Sin encontrar respuesta, vuelve de cada caminata de no más de un cuarto de hora, que es lo que aguanta caminando con la mascarilla que lo ahoga, y sin darse cuenta, cuando deja los zapatos a la entrada, se oye pensar lo mismo, con las mismas palabras.

martes, 1 de septiembre de 2020


 

¿Qué hacen los grandes con el tiempo?¿Qué hace el abuelito de Nora, que camina tan despacio? ¿Qué hacen los que miran el reloj a cada rato? Ahora que estamos todos juntos en la casa y no nos dejan salir ni a jugar en la vereda, papá dice que hay que matar el tiempo. Pero matar es mucho, creo yo, aunque no se lo digo ni a mi hermana. Matar es lo que hacen en las películas con los que se portan mal y en las más tristes hasta con los buenos. ¿Cómo voy a matar eso que va pasando y que está ahí cuando me despierto en la mañana?


 

En el aburrimiento de esos días, escarbando y buscando algo que no haya visto, encuentra una película que vio, saca la cuenta, hace 44 años.
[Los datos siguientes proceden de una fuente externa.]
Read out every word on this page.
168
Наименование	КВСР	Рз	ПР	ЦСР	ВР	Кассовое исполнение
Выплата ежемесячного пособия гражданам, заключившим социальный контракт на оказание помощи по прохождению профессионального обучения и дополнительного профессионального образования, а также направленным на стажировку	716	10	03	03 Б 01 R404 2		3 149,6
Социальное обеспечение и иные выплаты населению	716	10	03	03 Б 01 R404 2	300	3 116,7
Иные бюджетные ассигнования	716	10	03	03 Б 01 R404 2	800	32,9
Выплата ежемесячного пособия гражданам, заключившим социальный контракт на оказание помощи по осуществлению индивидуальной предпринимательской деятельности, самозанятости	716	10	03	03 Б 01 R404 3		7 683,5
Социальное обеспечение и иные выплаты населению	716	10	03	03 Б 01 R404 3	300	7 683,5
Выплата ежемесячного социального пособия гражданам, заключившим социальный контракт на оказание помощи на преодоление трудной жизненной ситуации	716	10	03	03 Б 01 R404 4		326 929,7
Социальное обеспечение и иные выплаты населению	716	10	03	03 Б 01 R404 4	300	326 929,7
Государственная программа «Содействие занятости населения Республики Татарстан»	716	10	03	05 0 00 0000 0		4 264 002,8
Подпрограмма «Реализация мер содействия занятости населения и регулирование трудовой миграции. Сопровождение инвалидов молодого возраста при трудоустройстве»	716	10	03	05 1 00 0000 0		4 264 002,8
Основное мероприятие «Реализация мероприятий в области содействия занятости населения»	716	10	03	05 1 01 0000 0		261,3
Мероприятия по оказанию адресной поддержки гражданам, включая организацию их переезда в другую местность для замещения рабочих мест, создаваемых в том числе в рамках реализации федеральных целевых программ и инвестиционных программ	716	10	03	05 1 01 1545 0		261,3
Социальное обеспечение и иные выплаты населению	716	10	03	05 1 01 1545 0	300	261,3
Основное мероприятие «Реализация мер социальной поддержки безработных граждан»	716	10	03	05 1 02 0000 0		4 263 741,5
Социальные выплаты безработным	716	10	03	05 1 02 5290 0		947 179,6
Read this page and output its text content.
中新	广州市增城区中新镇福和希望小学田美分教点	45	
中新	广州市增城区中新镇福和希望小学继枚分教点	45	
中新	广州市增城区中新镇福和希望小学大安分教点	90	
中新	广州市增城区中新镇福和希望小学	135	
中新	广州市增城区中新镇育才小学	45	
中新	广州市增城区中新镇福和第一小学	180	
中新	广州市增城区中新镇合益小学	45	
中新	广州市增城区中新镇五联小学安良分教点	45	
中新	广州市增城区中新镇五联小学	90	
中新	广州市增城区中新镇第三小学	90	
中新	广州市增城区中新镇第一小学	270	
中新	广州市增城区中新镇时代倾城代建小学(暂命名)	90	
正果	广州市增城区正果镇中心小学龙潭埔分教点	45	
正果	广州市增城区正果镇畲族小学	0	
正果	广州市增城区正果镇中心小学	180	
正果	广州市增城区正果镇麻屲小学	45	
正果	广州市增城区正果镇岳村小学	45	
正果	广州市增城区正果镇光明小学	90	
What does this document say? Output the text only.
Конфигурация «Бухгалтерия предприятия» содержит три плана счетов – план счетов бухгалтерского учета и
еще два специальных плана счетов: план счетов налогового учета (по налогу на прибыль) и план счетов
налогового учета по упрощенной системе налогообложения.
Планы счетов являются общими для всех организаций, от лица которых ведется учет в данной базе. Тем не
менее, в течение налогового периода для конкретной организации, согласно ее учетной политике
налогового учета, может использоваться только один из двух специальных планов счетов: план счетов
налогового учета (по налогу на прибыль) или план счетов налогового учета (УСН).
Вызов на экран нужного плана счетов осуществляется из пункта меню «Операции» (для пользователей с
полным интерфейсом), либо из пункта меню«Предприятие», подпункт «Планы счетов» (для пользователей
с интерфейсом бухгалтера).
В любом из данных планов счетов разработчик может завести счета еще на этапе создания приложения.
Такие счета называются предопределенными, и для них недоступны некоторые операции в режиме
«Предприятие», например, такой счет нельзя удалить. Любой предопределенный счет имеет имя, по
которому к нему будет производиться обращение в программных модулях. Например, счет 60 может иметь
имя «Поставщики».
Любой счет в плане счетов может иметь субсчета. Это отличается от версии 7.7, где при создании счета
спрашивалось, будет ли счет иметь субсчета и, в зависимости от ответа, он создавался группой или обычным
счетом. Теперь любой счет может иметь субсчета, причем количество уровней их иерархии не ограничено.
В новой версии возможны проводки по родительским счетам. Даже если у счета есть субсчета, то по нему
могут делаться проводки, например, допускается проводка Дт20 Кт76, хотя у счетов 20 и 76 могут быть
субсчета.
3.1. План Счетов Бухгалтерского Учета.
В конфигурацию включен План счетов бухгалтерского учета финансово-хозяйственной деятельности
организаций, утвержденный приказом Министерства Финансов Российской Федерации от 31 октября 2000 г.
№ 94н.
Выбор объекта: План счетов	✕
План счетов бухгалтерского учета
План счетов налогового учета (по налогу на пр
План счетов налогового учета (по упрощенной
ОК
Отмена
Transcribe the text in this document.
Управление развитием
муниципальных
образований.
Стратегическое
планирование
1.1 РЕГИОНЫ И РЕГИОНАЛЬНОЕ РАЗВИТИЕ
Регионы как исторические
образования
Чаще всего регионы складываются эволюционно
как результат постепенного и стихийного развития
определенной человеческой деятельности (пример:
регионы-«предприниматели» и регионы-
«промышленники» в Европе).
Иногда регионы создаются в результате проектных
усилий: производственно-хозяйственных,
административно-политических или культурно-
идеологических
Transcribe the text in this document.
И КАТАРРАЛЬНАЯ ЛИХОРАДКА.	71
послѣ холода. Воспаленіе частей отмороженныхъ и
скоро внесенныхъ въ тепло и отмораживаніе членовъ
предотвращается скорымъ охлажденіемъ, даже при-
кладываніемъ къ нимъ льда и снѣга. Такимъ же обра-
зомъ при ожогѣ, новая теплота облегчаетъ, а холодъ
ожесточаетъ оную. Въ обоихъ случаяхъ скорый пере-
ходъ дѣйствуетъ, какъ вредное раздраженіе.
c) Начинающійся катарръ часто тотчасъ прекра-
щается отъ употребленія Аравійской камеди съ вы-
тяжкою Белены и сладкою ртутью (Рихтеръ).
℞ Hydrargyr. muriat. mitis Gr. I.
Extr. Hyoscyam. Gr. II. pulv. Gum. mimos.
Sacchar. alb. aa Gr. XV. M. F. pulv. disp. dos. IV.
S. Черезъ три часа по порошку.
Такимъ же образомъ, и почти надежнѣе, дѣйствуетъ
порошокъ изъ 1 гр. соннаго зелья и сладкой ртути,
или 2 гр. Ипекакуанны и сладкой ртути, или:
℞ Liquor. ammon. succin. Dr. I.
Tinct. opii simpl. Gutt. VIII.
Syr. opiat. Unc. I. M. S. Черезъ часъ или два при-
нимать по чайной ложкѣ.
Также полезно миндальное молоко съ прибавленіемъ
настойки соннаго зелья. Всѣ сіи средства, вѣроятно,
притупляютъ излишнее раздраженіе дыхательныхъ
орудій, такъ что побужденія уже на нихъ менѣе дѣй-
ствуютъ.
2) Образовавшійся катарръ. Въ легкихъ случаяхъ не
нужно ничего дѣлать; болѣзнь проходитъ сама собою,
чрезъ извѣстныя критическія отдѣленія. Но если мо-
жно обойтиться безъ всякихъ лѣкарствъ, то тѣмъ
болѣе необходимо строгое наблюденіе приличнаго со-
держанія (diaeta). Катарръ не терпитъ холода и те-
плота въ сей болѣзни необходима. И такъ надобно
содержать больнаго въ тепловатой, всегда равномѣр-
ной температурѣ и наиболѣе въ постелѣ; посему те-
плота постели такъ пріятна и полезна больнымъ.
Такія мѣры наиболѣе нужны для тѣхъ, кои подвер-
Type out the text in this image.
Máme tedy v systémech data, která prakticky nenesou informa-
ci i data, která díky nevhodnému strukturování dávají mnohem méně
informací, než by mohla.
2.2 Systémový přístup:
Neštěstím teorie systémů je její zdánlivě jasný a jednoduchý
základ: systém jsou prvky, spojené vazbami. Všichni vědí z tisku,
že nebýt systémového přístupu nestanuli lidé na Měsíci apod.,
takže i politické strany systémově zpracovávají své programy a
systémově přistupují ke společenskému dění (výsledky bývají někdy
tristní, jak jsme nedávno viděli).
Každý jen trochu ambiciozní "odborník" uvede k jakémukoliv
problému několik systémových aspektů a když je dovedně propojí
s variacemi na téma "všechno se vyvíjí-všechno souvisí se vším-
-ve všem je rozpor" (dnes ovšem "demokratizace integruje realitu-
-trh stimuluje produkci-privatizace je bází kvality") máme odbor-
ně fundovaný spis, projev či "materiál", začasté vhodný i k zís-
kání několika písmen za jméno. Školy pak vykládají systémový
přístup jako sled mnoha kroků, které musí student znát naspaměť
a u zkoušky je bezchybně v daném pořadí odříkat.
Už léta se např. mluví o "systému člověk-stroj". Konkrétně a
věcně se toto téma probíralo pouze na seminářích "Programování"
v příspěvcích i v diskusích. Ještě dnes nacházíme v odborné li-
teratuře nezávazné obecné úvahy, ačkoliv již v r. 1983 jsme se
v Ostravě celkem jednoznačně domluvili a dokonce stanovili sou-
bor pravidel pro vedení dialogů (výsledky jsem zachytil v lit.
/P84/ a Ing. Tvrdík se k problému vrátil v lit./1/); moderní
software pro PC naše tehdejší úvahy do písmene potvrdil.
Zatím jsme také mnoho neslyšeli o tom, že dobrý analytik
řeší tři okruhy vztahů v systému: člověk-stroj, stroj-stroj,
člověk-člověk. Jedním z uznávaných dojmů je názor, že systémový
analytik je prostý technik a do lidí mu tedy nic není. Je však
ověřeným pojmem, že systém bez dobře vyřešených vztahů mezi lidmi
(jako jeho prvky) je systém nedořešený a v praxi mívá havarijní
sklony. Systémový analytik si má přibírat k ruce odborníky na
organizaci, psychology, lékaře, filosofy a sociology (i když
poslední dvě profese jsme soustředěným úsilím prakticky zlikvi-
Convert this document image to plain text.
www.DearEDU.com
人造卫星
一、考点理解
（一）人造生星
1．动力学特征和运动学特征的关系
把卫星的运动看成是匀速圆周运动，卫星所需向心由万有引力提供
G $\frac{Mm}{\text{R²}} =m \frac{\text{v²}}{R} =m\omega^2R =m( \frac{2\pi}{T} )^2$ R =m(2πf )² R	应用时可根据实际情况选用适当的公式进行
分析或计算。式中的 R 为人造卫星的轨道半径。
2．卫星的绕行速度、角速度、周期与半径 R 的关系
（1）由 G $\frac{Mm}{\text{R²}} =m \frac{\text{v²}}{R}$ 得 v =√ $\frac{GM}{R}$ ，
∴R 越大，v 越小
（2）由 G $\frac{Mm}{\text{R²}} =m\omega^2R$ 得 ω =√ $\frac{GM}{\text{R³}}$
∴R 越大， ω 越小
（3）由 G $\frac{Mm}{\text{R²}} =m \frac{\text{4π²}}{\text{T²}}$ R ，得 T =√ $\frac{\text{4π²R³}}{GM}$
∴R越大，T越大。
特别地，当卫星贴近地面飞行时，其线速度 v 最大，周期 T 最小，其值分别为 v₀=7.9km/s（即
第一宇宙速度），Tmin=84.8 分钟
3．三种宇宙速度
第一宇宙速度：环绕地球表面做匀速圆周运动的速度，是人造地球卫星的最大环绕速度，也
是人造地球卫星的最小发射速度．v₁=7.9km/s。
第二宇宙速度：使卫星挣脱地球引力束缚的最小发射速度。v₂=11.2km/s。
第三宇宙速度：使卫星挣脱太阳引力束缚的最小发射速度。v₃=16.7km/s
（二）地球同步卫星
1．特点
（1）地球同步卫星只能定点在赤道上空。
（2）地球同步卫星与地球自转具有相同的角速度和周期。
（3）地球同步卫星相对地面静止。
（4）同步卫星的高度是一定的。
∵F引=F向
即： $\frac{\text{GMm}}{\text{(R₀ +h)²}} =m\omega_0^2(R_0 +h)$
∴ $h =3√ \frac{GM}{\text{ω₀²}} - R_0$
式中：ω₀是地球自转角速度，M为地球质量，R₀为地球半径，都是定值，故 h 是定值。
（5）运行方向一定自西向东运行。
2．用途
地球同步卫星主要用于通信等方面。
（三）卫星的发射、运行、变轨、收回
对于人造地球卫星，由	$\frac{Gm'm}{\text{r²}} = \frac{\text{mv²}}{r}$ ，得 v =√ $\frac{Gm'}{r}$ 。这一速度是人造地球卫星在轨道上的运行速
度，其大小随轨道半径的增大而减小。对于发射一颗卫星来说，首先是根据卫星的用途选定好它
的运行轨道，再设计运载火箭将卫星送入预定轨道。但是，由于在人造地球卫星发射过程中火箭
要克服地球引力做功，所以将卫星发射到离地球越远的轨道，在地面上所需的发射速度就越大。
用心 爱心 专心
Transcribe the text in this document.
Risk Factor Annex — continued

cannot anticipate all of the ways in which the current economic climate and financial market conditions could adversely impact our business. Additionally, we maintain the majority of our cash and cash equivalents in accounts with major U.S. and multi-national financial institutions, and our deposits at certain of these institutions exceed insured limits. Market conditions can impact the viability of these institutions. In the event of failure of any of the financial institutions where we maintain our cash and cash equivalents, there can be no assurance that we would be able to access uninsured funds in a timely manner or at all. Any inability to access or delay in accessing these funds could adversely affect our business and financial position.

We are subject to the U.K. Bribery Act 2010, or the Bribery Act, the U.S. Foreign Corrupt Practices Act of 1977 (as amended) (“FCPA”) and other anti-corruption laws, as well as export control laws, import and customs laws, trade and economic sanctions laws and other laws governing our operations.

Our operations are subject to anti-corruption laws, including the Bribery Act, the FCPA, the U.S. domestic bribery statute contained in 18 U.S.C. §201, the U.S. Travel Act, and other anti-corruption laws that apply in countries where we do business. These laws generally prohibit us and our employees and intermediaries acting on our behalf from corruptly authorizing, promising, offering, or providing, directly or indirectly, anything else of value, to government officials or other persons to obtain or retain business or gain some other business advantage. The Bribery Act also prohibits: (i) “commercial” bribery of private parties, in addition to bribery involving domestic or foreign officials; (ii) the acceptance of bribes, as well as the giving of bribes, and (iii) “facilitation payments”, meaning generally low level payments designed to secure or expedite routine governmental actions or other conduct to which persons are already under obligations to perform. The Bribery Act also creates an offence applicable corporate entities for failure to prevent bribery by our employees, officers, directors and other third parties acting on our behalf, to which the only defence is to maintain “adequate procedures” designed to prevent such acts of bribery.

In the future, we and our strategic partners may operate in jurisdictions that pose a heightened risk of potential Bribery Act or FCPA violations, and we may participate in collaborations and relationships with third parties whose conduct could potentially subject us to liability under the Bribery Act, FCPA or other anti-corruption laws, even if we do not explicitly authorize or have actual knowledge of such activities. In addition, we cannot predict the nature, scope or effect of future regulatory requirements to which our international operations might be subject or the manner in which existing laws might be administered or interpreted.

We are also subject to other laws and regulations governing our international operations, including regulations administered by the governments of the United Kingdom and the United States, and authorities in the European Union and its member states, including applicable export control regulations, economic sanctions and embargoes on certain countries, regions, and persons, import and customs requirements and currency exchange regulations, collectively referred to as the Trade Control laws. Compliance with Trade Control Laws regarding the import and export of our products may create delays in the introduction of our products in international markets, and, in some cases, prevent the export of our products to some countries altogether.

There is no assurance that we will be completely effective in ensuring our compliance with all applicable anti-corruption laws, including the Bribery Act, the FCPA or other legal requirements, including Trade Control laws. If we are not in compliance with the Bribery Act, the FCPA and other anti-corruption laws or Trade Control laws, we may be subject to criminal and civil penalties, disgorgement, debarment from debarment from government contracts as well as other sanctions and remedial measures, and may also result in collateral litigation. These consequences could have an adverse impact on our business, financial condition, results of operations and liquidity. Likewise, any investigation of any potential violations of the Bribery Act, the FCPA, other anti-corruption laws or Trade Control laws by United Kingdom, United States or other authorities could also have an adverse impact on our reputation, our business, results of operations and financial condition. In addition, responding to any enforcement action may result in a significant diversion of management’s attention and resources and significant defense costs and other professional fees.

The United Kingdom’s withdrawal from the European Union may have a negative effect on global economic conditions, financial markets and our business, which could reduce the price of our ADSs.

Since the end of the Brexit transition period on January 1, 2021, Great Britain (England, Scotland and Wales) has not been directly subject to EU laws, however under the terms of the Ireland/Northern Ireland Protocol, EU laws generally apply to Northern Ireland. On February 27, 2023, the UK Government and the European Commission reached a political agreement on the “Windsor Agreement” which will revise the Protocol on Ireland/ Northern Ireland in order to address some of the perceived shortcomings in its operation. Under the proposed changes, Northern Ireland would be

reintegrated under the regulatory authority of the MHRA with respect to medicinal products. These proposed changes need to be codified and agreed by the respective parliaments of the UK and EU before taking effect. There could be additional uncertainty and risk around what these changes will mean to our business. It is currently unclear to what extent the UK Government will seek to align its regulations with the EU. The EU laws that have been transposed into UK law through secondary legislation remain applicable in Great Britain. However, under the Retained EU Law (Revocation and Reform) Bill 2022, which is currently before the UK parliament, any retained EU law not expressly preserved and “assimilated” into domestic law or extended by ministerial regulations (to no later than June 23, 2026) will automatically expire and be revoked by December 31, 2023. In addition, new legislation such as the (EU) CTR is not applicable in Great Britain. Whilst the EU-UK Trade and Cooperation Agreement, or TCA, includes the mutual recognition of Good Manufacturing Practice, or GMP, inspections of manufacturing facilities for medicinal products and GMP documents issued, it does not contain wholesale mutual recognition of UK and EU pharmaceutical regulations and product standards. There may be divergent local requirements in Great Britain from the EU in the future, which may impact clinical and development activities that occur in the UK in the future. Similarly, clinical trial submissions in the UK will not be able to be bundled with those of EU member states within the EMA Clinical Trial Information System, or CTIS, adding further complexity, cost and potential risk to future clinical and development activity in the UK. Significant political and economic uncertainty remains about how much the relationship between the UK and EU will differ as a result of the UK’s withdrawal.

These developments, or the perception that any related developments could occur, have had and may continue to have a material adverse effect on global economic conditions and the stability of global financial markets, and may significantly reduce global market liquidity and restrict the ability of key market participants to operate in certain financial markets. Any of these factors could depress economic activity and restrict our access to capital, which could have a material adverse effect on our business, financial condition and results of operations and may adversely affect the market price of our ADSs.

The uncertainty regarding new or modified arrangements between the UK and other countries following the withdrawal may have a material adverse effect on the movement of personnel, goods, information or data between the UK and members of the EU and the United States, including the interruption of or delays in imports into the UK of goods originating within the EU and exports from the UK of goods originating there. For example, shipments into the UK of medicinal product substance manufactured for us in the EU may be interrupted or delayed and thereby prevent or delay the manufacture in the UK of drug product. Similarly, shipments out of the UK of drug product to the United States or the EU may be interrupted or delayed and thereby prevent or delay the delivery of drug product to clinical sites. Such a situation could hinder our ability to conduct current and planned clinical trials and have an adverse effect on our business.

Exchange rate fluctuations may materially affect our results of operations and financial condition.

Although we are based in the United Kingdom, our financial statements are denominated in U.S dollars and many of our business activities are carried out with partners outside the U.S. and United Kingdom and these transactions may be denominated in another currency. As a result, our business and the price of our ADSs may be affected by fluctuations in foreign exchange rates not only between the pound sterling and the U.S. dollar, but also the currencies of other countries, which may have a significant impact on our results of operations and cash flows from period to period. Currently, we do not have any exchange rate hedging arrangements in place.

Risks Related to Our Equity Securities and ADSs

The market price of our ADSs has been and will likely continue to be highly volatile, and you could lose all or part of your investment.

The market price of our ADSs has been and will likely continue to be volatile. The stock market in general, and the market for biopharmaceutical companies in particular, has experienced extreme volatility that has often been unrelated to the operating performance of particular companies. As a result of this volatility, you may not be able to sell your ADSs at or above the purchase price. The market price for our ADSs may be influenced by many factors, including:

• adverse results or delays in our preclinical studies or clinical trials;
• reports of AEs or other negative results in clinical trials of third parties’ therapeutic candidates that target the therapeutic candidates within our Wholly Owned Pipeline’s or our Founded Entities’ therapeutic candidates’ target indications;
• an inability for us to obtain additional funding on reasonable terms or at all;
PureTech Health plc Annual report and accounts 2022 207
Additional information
Hay escenas que le parecen nuevas, nunca vistas, y hay otras que recuerda, se dice tapándose la cara con las manos, como si las hubiera visto la semana pasada. Cuarenta y cuatro años, se repite. Cuarenta y cuatro ya, como si nada. ¿Qué pasará en otro casi medio siglo, cuando este encierro sea una película, si hay, con colores gastados?


 

El dedo con el que llamó el ascensor. El dedo con el que prendió la luz al entrar a la casa. Un dedo propio, ajeno. Un dedo amenazante.